Yang Terlupa Dari Keikhlasan
Ikhlas, suatu kata yang sudah tidak asing lagi di telinga kaum
muslimin. Sebuah kata yang singkat namun sangat besar maknanya. Sebuah
kata yang seandainya seorang muslim terhilang darinya, maka akan
berakibat fatal bagi kehidupannya, baik kehidupan dunia terlebih lagi
kehidupannya di akhirat kelak. Ya itulah dia, sebuah keikhlasan. Amal
seorang hamba tidak akan diterima jika amal tersebut dilakukan tidak
ikhlas karena Allah.
Allah berfirman yang artinya,
“Maka sembahlah Allah dengan mengikhlaskan agama kepada-Nya.” (Qs. Az Zumar: 2)
Keikhlasan merupakan syarat diterimanya suatu amal perbuatan di samping syarat lainnya yaitu mengikuti tuntunan Rasulullah Shallallahu alaihi wa sallam.
Ibnu Mas’ud Radhiyallahu anhu berkata, “Perkataan dan
perbuatan seorang hamba tidak akan bermanfaat kecuali dengan niat
(ikhlas), dan tidaklah akan bermanfaat pula perkataan, perbuatan dan
niat seorang hamba kecuali yang sesuai dengan sunnah (mengikuti
Rasulullah Shallallahu alaihi wa sallam)”
Apa Itu Ikhlas ?
Banyak para ulama yang memulai kitab-kitab mereka dengan membahas
permasalahan niat (dimana hal ini sangat erat kaitannya dengan
keikhlasan), di antaranya Imam Bukhari dalam kitab Shahih-nya, Imam Al Maqdisi dalam kitab Umdatul Ahkam, Imam Nawawi dalam kitab Arbain An-Nawawi dan Riyadhus Shalihin-nya, Imam Al Baghowi dalam kitab Masobihis Sunnah
serta ulama-ulama lainnya.

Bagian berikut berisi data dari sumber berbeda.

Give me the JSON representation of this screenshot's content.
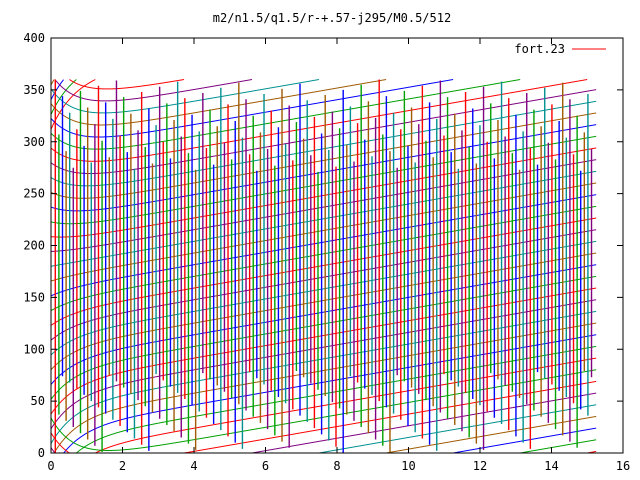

Hal ini menunjukkan betapa pentingnya
keikhlasan tersebut. namun, apakah sesungguhnya makna dari ikhlas itu
sendiri ?
Ukhti muslimah, yang dimaksud dengan keikhlasan adalah ketika engkau
menjadikan niatmu dalam melakukan suatu amalan hanyalah karena Allah
semata, engkau melakukannya bukan karena selain Allah, bukan karena riya
(ingin dilihat manusia) ataupun sum’ah (ingin didengar manusia), bukan
pula karena engkau ingin mendapatkan pujian serta kedudukan yang tinggi
di antara manusia, dan juga bukan karena engkau tidak ingin dicela oleh
manusia. Apabila engkau melakukan suatu amalan hanya karena Allah semata
bukan karena kesemua hal tersebut, maka ketahuilah saudaraku, itu
berarti engkau telah ikhlas. Fudhail bin Iyadh berkata, “Beramal karena manusia adalah syirik, meninggalkan amal karena manusia adalah riya.”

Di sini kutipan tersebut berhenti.